どうして人間は一定の年齢を超えると皆似たようなことしか言わなくなるのだろうか、と疑問に思っていた。例えば勉強しろとか、良い会社に就職しろとか、25歳過ぎたら早く結婚しろとか。どんな人生を送るかなんて個人の自由で、全員が全員メインストリームに合うわけではない。他人のことなのだから口出しせずに見ていれば良い、好きにさせれば良いと思っていた。
けれど、自分も歳をとってみるとわかる。結局人生において学校の勉強、要は基礎学力は大切でこれがなければ何にもなれないし、今の社会状況だとできるだけ良い会社に入らないと自分1人の身すら養うのが危うくなる。そして一緒に暮らしても良いかなと思える相手を見つけて一緒になれたなら経済的に楽だし、互いに仕事を続けるならリスクヘッジにもなる。これらをすっ飛ばして自由に生きれるのは、生まれつき特別な才能がある人や、後天的にでも一定以上の能力を身につけることができた人たちだけなのだ。
尚、子をもうけるかは各自の自由だが、欲しいなら身体的に適齢期にした方が母子共に色んな意味でリスクは低くなるから早めに判断した方が良いのだろう。
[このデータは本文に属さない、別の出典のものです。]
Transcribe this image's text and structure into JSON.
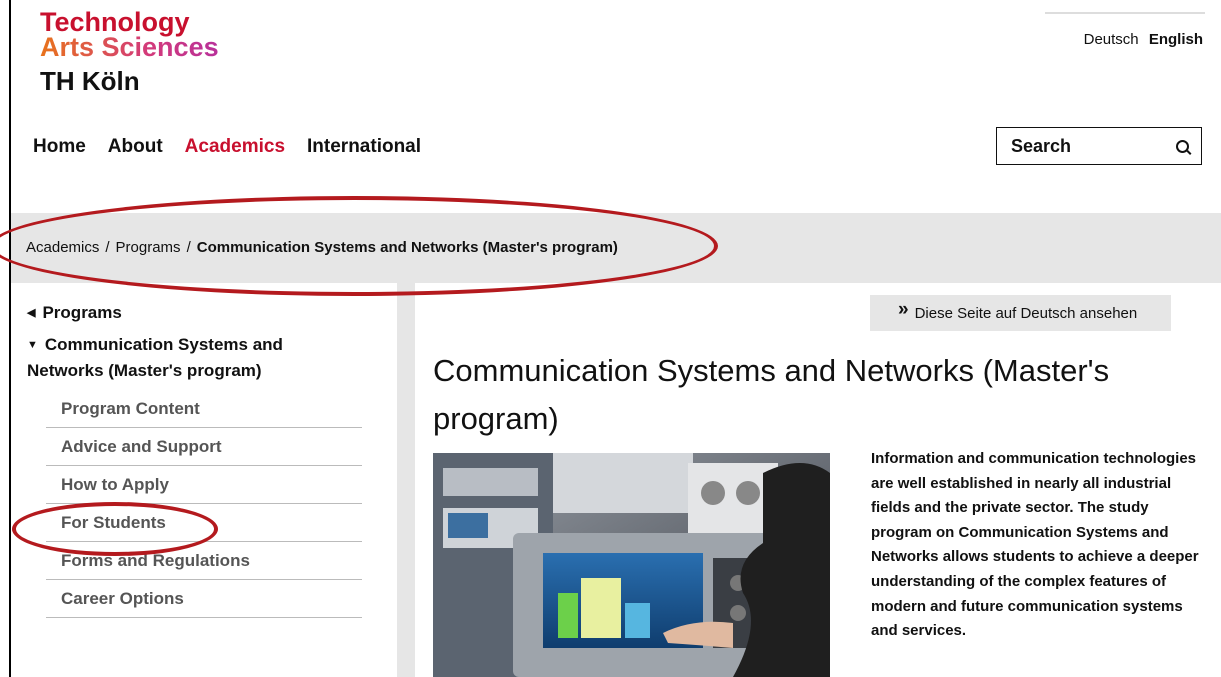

これも年寄りから多々言われることである。まぁ、適齢期に産んだとこで親が死にかけたり、子供が死にかけたりすることはある——自分が生まれた時の話なのだが——ので一概には言えないが。こればかりは賭けであり運である。
結局人間はこれまでずっと似たようなことで思い悩んでおり、きっとその局面の判断で人生が安定と波乱に分かれてきたのだろう。きっと今生きている人たちが生きてきた時代において社会システムはあまり変わっていなくて、安定かつ妥当な人生を得るための選択肢はあらかじめ決まっているのだ。そして、それはここ数年のリベラルな主張によって変わる脆弱な代物ではない。
そうである理由の一つに、人間の寿命自体は伸び、教育を受ける期間も実質的には伸びていても、人間の体の耐久性は変わらないことがあるのだろう。仮に人間の身体が自然に健康にいられるのが40歳までだとすれば、それまでにいかにキャリアを積み重ねつつライフイベントを終わらせておくべきかというのは自ずと判明する。きっと20代のうちにバリバリ働いて基本給を上げたほうが良いし、40歳になるまでに子供が小学生になっていた方が良い。だから年寄りたちは寄ってたかって同じアドバイスしてくるのだ。
これまでずっと続いてきた人間の営みの基本リズムは、どんなにテクノロジーが発達してもそうそう狂うことはないだろう。これまでもずっと、そしてこれから先も、非凡な人間じゃない限り、ちゃんと勉強して、良い会社に就職して、結婚して、子供が欲しければ早めに産むのが、平凡な人間にとって人生の安全牌であり続けるのだ。